In Minister of Local Government, Environmental Affairs and Development Planning, Western Cape v The Habitat Council and Others; Minister of Local Government, Environmental Affairs and Development Planning, Western Cape v City of Cape Town and Others [2014] ZACC 9, the Constitutional Court considered the constitutionality of section 44 of the Land Use Planning Ordinance 15 of 1985 (LUPO). The provision authorised the Western Cape provincial government to deal with appeals arising from decisions made by municipalities in relation to planning matters. Under section 44, the provincial government was able to substitute such decisions with its own ruling.
Here, the provincial government had relied on section 44 to reject planning decisions made by the City of Cape Town with regard to a residential development intended for the slopes above Gordon’s Bay and the redevelopment of an historical building in the city centre. The High Court declared section 44 to be unconstitutional and invalid. This was referred to the Constitutional Court for confirmation.
The Constitutional Court held that section 44 was indeed unconstitutional. A municipality, not the provincial government, is responsible for LUPO planning decisions.

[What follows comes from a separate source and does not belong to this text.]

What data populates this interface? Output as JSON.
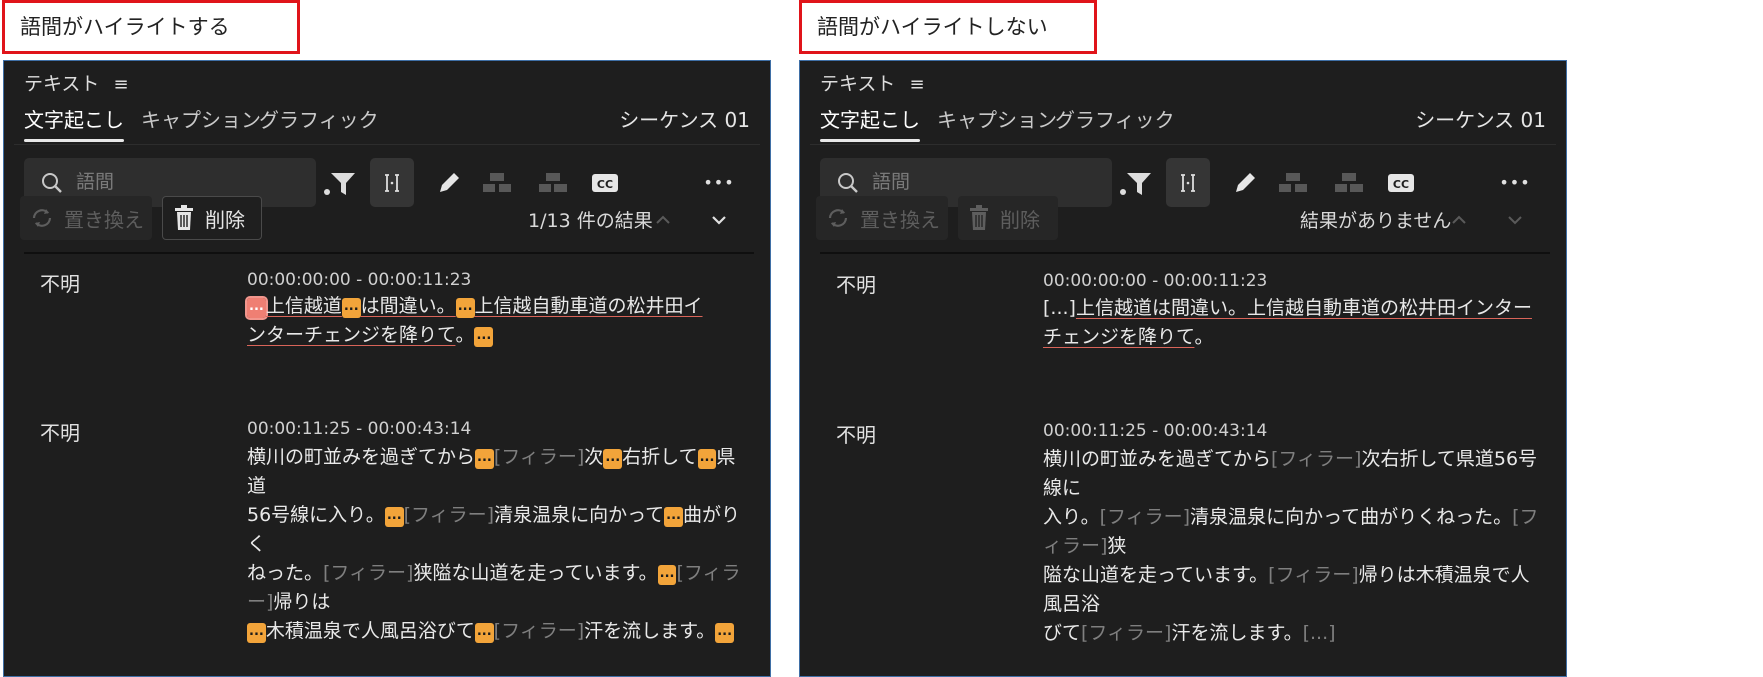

This was in accordance with the division of powers set out in the Constitution.
Furthermore, the Constitutional Court held that there were no circumstances where the provincial government enjoyed appellate power over municipal planning decisions. To that effect, there were separate statutory mechanisms in terms of which the provincial government could exercise overlapping planning powers and prevent developments that compromised its interests.
The order made by the Constitutional Court was made with immediate, but not retrospective, effect. However, appeals that had already been lodged in terms of section 44 of LUPO but not yet finalised were made exempt from the order.